Watch out for the mule …

In the recent case of Radford v Frade, Clair, Gheko Films SL and Gheko Films SUR SL [2018] EWCA Civ 119, the Court of Appeal has again had to consider a retainer between solicitors and the client. Notwithstanding the substantial quantity of material available to assist solicitors to ensure that they get their retainers right – and few things are more important – this case shows there are still instances where they do not do so.

London solicitors Taylor Hampton were acting for individual and corporate defendants in an action brought by Oscar-nominated film director Michael Radford over a project to make a Spanish film called La Mula (The Mule). Mr Radford was retained to direct the film but in time the parties fell out and the director left the shoot and was replaced.

In July 2010, Mr Radford and the partnership through which he traded started legal action and obtained injunctions, which included prohibiting the defendants from using or publishing film footage he had shot without his authority.

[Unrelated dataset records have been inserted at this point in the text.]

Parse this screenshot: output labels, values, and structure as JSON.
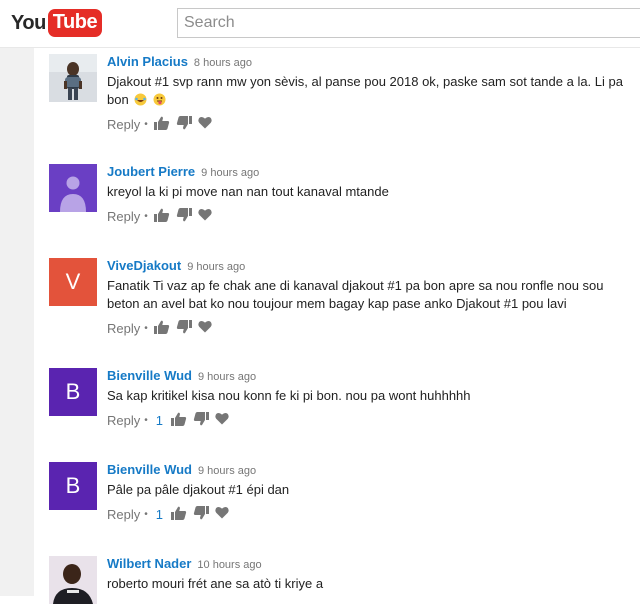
{
  "header": {
    "logo_you": "You",
    "logo_tube": "Tube",
    "search_placeholder": "Search"
  },
  "actions": {
    "reply_label": "Reply",
    "separator": "•"
  },
  "comments": [
    {
      "author": "Alvin Placius",
      "time": "8 hours ago",
      "text": "Djakout #1 svp rann mw yon sèvis, al panse pou 2018 ok, paske sam sot tande a la. Li pa bon",
      "avatar_type": "photo",
      "emoji": [
        "laughing-tears-emoji",
        "tongue-emoji"
      ]
    },
    {
      "author": "Joubert Pierre",
      "time": "9 hours ago",
      "text": "kreyol la ki pi move nan nan tout kanaval mtande",
      "avatar_type": "default-person",
      "avatar_color": "#6a3fc4"
    },
    {
      "author": "ViveDjakout",
      "time": "9 hours ago",
      "text": "Fanatik Ti vaz ap fe chak ane di kanaval djakout #1 pa bon apre sa nou ronfle nou sou beton an avel bat ko nou toujour mem bagay kap pase anko Djakout #1 pou lavi",
      "avatar_type": "letter",
      "avatar_letter": "V",
      "avatar_color": "#e3533b"
    },
    {
      "author": "Bienville Wud",
      "time": "9 hours ago",
      "text": "Sa kap kritikel kisa nou konn fe ki pi bon. nou pa wont huhhhhh",
      "avatar_type": "letter",
      "avatar_letter": "B",
      "avatar_color": "#5a24b0",
      "likes": "1"
    },
    {
      "author": "Bienville Wud",
      "time": "9 hours ago",
      "text": "Pâle pa pâle djakout #1 épi dan",
      "avatar_type": "letter",
      "avatar_letter": "B",
      "avatar_color": "#5a24b0",
      "likes": "1"
    },
    {
      "author": "Wilbert Nader",
      "time": "10 hours ago",
      "text": "roberto mouri frét ane sa atò ti kriye a",
      "avatar_type": "photo"
    }
  ]
}
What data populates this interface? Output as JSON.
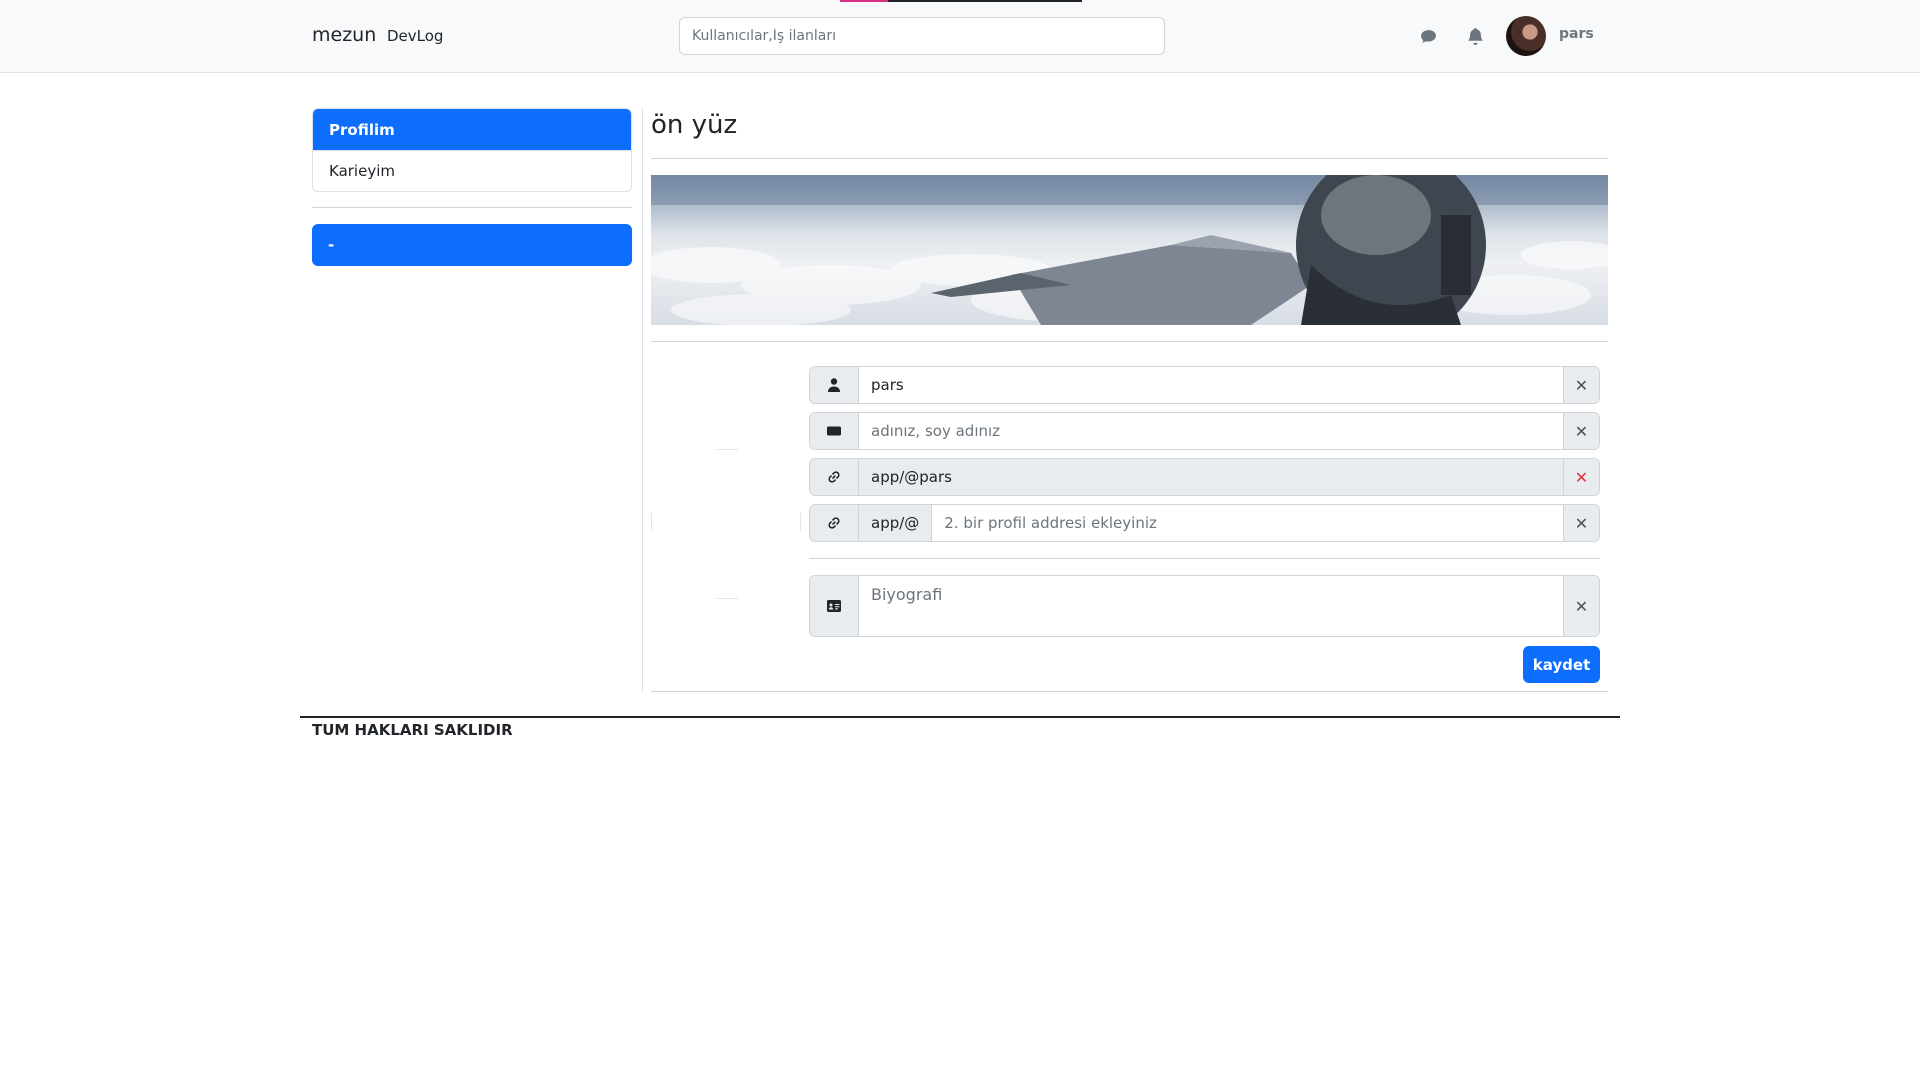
{
  "navbar": {
    "brand": "mezun",
    "nav_link": "DevLog",
    "search_placeholder": "Kullanıcılar,İş ilanları",
    "username": "pars",
    "icons": [
      "chat-icon",
      "bell-icon"
    ]
  },
  "sidebar": {
    "items": [
      {
        "label": "Profilim",
        "active": true
      },
      {
        "label": "Karieyim",
        "active": false
      }
    ],
    "button_label": "-"
  },
  "main": {
    "title": "ön yüz",
    "banner": "jet-pilot-above-clouds",
    "fields": {
      "username_value": "pars",
      "fullname_placeholder": "adınız, soy adınız",
      "profile_url_value": "app/@pars",
      "second_url_prefix": "app/@",
      "second_url_placeholder": "2. bir profil addresi ekleyiniz",
      "bio_placeholder": "Biyografi"
    },
    "clear_glyph": "✕",
    "save_label": "kaydet"
  },
  "colors": {
    "primary": "#0d6efd",
    "danger": "#dc3545",
    "addon_bg": "#e9ecef",
    "navbar_bg": "#f8f9fa"
  },
  "footer": {
    "text": "TUM HAKLARI SAKLIDIR"
  }
}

Taylor Hampton contended that the retainer entered into in July 2011 with its clients at the outset was a conventional retainer based on hourly charging. It was not expressed as a conditional fee agreement (CFA) and the solicitors indicated in their retainer letter that, whilst at this stage the case was too complex to enable them to assess the risks for the purpose of a CFA, it would be explored at a later date.

During the course of this retainer, the solicitors entered into a CFA with leading counsel, Augustus Ullstein QC. This did not name the corporate clients as his clients.

The solicitors then decided to enter into a CFA with both the individual clients and two corporate clients (companies owned and controlled by the individuals). However, as the clients were stretched financially, they decided to pursue an application to try and dispose of the proceedings without a full trial. The CFA was therefore of limited scope. They made no arrangements to enter into an additional CFA with counsel for work to be carried out on behalf of the corporate clients.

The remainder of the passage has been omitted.